Ericsson (ERIC) has been piling up the contract wins for 5G networks.
That’s the future–which is why I’m recommending buying this ADR in my Jubak Picks Portfolio today. If you want to ride the transition to 5G telecommunications network, this is the best horse to ride.
Certainly the present is rather stressful. In the second quarter, for example, Ericsson managed only 1% year-over-year revenue growth despite strong demand for build outs of 5G networks for telecom companies.

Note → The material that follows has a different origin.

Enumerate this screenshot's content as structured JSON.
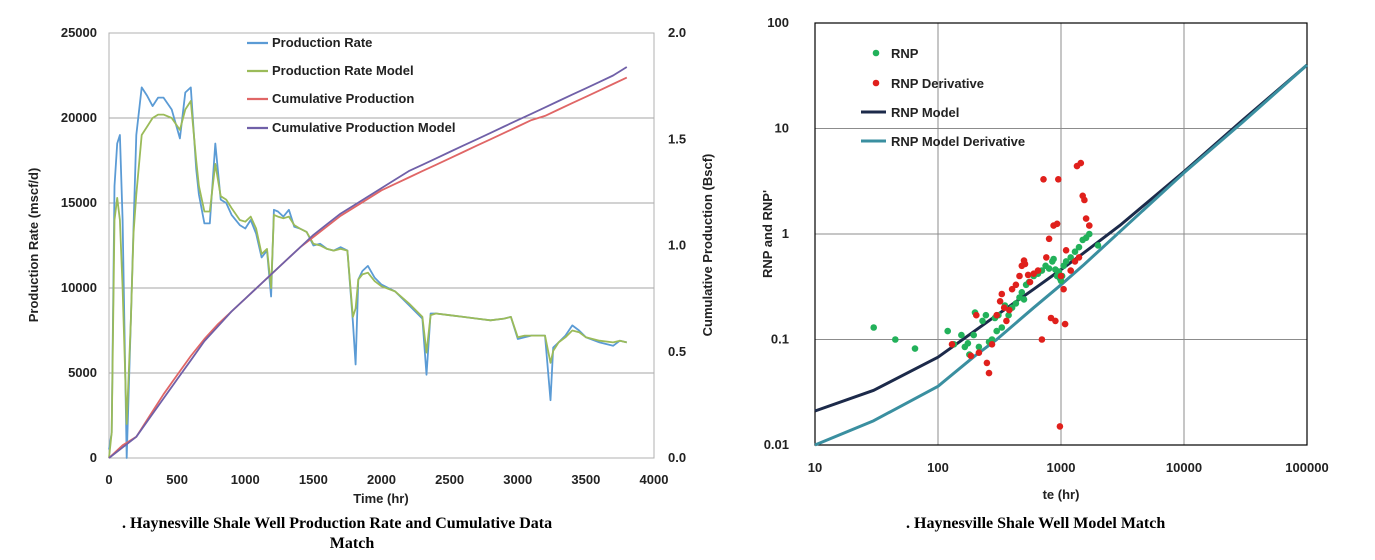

Looking out into that future, though, Ericsson has signed deals with all the major Chinese telecom providers for 5G network equipment. It now shows 99 deals for future buildouts as well as having its radio and core equipment live within 54 networks. The goal is to build up enough volume to offset margin pressure from Huawei, Samsung, and ZTE. Don’t have any doubts about it–this is one tough market. Ericsson, Huawei, and Nokia dominate the equipment provider market but Samsung and ZTE are riving into the segment and that’s putting pressure on everyone’s costs. Which is why the other part of Ericsson’s strategy–driving up operating margins–is so important. The company has been cutting cost and selling more high margin software and services. Morningstar projects that gross margins will climb into the mid-to high 30s from 23% in 2017. Gross margins for the trailing 12 months were 37.88%, up from a cycle low of 22.13 in 2017.

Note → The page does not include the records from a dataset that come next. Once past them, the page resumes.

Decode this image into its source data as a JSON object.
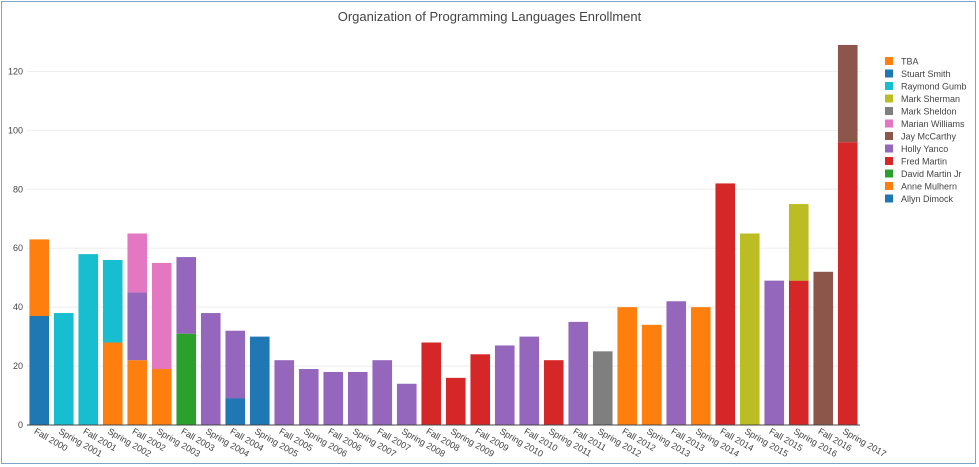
{
  "chart_data": {
    "type": "bar",
    "stacked": true,
    "title": "Organization of Programming Languages Enrollment",
    "xlabel": "",
    "ylabel": "",
    "ylim": [
      0,
      130
    ],
    "yticks": [
      0,
      20,
      40,
      60,
      80,
      100,
      120
    ],
    "grid": true,
    "legend_position": "right",
    "categories": [
      "Fall 2000",
      "Spring 2001",
      "Fall 2001",
      "Spring 2002",
      "Fall 2002",
      "Spring 2003",
      "Fall 2003",
      "Spring 2004",
      "Fall 2004",
      "Spring 2005",
      "Fall 2005",
      "Spring 2006",
      "Fall 2006",
      "Spring 2007",
      "Fall 2007",
      "Spring 2008",
      "Fall 2008",
      "Spring 2009",
      "Fall 2009",
      "Spring 2010",
      "Fall 2010",
      "Spring 2011",
      "Fall 2011",
      "Spring 2012",
      "Fall 2012",
      "Spring 2013",
      "Fall 2013",
      "Spring 2014",
      "Fall 2014",
      "Spring 2015",
      "Fall 2015",
      "Spring 2016",
      "Fall 2016",
      "Spring 2017"
    ],
    "series": [
      {
        "name": "Allyn Dimock",
        "color": "#1f77b4",
        "values": [
          37,
          0,
          0,
          0,
          0,
          0,
          0,
          0,
          9,
          30,
          0,
          0,
          0,
          0,
          0,
          0,
          0,
          0,
          0,
          0,
          0,
          0,
          0,
          0,
          0,
          0,
          0,
          0,
          0,
          0,
          0,
          0,
          0,
          0
        ]
      },
      {
        "name": "Anne Mulhern",
        "color": "#ff7f0e",
        "values": [
          26,
          0,
          0,
          28,
          22,
          19,
          0,
          0,
          0,
          0,
          0,
          0,
          0,
          0,
          0,
          0,
          0,
          0,
          0,
          0,
          0,
          0,
          0,
          0,
          0,
          0,
          0,
          0,
          0,
          0,
          0,
          0,
          0,
          0
        ]
      },
      {
        "name": "David Martin Jr",
        "color": "#2ca02c",
        "values": [
          0,
          0,
          0,
          0,
          0,
          0,
          31,
          0,
          0,
          0,
          0,
          0,
          0,
          0,
          0,
          0,
          0,
          0,
          0,
          0,
          0,
          0,
          0,
          0,
          0,
          0,
          0,
          0,
          0,
          0,
          0,
          0,
          0,
          0
        ]
      },
      {
        "name": "Fred Martin",
        "color": "#d62728",
        "values": [
          0,
          0,
          0,
          0,
          0,
          0,
          0,
          0,
          0,
          0,
          0,
          0,
          0,
          0,
          0,
          0,
          28,
          16,
          24,
          0,
          0,
          22,
          0,
          0,
          0,
          0,
          0,
          0,
          82,
          0,
          0,
          49,
          0,
          96
        ]
      },
      {
        "name": "Holly Yanco",
        "color": "#9467bd",
        "values": [
          0,
          0,
          0,
          0,
          23,
          0,
          26,
          38,
          23,
          0,
          22,
          19,
          18,
          18,
          22,
          14,
          0,
          0,
          0,
          27,
          30,
          0,
          35,
          0,
          0,
          0,
          42,
          0,
          0,
          0,
          49,
          0,
          0,
          0
        ]
      },
      {
        "name": "Jay McCarthy",
        "color": "#8c564b",
        "values": [
          0,
          0,
          0,
          0,
          0,
          0,
          0,
          0,
          0,
          0,
          0,
          0,
          0,
          0,
          0,
          0,
          0,
          0,
          0,
          0,
          0,
          0,
          0,
          0,
          0,
          0,
          0,
          0,
          0,
          0,
          0,
          0,
          52,
          33
        ]
      },
      {
        "name": "Marian Williams",
        "color": "#e377c2",
        "values": [
          0,
          0,
          0,
          0,
          20,
          36,
          0,
          0,
          0,
          0,
          0,
          0,
          0,
          0,
          0,
          0,
          0,
          0,
          0,
          0,
          0,
          0,
          0,
          0,
          0,
          0,
          0,
          0,
          0,
          0,
          0,
          0,
          0,
          0
        ]
      },
      {
        "name": "Mark Sheldon",
        "color": "#7f7f7f",
        "values": [
          0,
          0,
          0,
          0,
          0,
          0,
          0,
          0,
          0,
          0,
          0,
          0,
          0,
          0,
          0,
          0,
          0,
          0,
          0,
          0,
          0,
          0,
          0,
          25,
          0,
          0,
          0,
          0,
          0,
          0,
          0,
          0,
          0,
          0
        ]
      },
      {
        "name": "Mark Sherman",
        "color": "#bcbd22",
        "values": [
          0,
          0,
          0,
          0,
          0,
          0,
          0,
          0,
          0,
          0,
          0,
          0,
          0,
          0,
          0,
          0,
          0,
          0,
          0,
          0,
          0,
          0,
          0,
          0,
          0,
          0,
          0,
          0,
          0,
          65,
          0,
          26,
          0,
          0
        ]
      },
      {
        "name": "Raymond Gumb",
        "color": "#17becf",
        "values": [
          0,
          38,
          58,
          28,
          0,
          0,
          0,
          0,
          0,
          0,
          0,
          0,
          0,
          0,
          0,
          0,
          0,
          0,
          0,
          0,
          0,
          0,
          0,
          0,
          0,
          0,
          0,
          0,
          0,
          0,
          0,
          0,
          0,
          0
        ]
      },
      {
        "name": "Stuart Smith",
        "color": "#1f77b4",
        "values": [
          0,
          0,
          0,
          0,
          0,
          0,
          0,
          0,
          0,
          0,
          0,
          0,
          0,
          0,
          0,
          0,
          0,
          0,
          0,
          0,
          0,
          0,
          0,
          0,
          0,
          0,
          0,
          0,
          0,
          0,
          0,
          0,
          0,
          0
        ]
      },
      {
        "name": "TBA",
        "color": "#ff7f0e",
        "values": [
          0,
          0,
          0,
          0,
          0,
          0,
          0,
          0,
          0,
          0,
          0,
          0,
          0,
          0,
          0,
          0,
          0,
          0,
          0,
          0,
          0,
          0,
          0,
          0,
          40,
          34,
          0,
          40,
          0,
          0,
          0,
          0,
          0,
          0
        ]
      }
    ]
  }
}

The ADRs have traded in a 52-week range of $6.15 to $11.93. Today the ADRs closed at $11.74, down 0.23%. They pay a small 0.63% dividend. The ADRs are up 26.42% in the last month.

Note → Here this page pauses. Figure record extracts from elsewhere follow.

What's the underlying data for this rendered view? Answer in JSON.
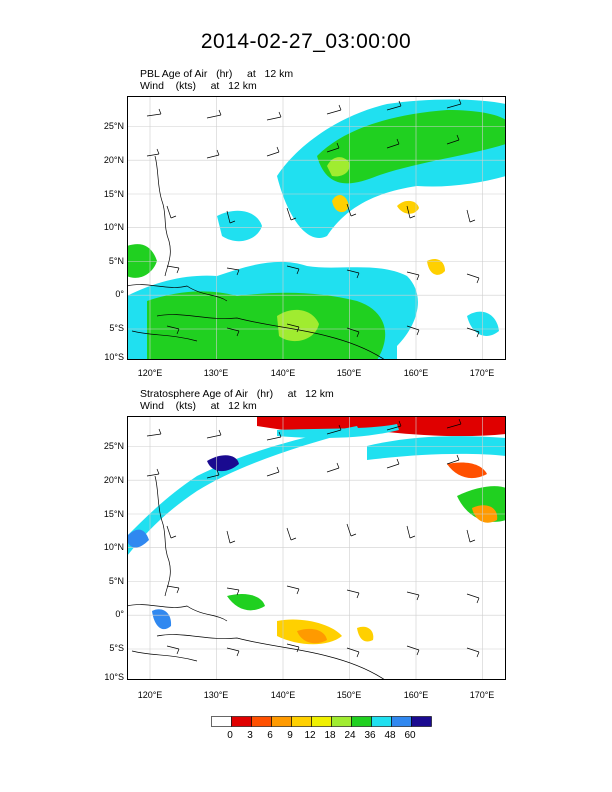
{
  "title": "2014-02-27_03:00:00",
  "panels": [
    {
      "id": "pbl",
      "label_line1": "PBL Age of Air   (hr)     at   12 km",
      "label_line2": "Wind    (kts)     at   12 km"
    },
    {
      "id": "strat",
      "label_line1": "Stratosphere Age of Air   (hr)     at   12 km",
      "label_line2": "Wind    (kts)     at   12 km"
    }
  ],
  "axes": {
    "lat_labels": [
      "25°N",
      "20°N",
      "15°N",
      "10°N",
      "5°N",
      "0°",
      "5°S",
      "10°S"
    ],
    "lon_labels": [
      "120°E",
      "130°E",
      "140°E",
      "150°E",
      "160°E",
      "170°E"
    ],
    "lon_range": [
      116.5,
      173.5
    ],
    "lat_range": [
      -10,
      29
    ]
  },
  "colorbar": {
    "labels": [
      "0",
      "3",
      "6",
      "9",
      "12",
      "18",
      "24",
      "36",
      "48",
      "60"
    ],
    "colors": [
      "#ffffff",
      "#e00000",
      "#ff5000",
      "#ff9a00",
      "#ffd000",
      "#f0f000",
      "#a0ec30",
      "#20d020",
      "#20e0f0",
      "#3088f0",
      "#1a0a90"
    ]
  }
}
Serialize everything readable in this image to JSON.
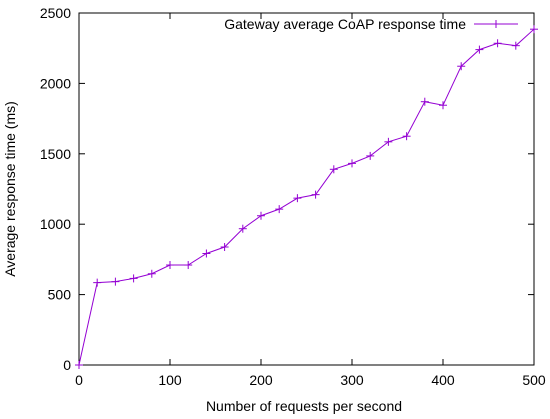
{
  "chart_data": {
    "type": "line",
    "title": "",
    "xlabel": "Number of requests per second",
    "ylabel": "Average response time (ms)",
    "xlim": [
      0,
      500
    ],
    "ylim": [
      0,
      2500
    ],
    "x_ticks": [
      0,
      100,
      200,
      300,
      400,
      500
    ],
    "y_ticks": [
      0,
      500,
      1000,
      1500,
      2000,
      2500
    ],
    "grid": false,
    "legend_position": "top-right",
    "colors": {
      "series": "#9400d3",
      "axis": "#000000"
    },
    "series": [
      {
        "name": "Gateway average CoAP response time",
        "marker": "plus",
        "x": [
          0,
          20,
          40,
          60,
          80,
          100,
          120,
          140,
          160,
          180,
          200,
          220,
          240,
          260,
          280,
          300,
          320,
          340,
          360,
          380,
          400,
          420,
          440,
          460,
          480,
          500
        ],
        "y": [
          0,
          585,
          592,
          615,
          648,
          710,
          710,
          792,
          838,
          968,
          1060,
          1107,
          1185,
          1210,
          1390,
          1432,
          1485,
          1585,
          1625,
          1870,
          1845,
          2122,
          2240,
          2285,
          2268,
          2385
        ]
      }
    ]
  }
}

One thing driving that recent performance has been the effort by the Trump administration to have U.S. allies ban Chinese gear makers Huawei and ZTE from their 5G networks out of well-founded fears that the Chinese companies will enable Chinese securities agencies to spy on telecom traffic. In 2018, the United States and Australia banned its service providers from using China-based Huawei and ZTE equipment in their network buildouts for 5G. Some other companies seem to be following that lead although the position is a hard sell because the Chinese companies are willing to sell at what look to be subsidized prices.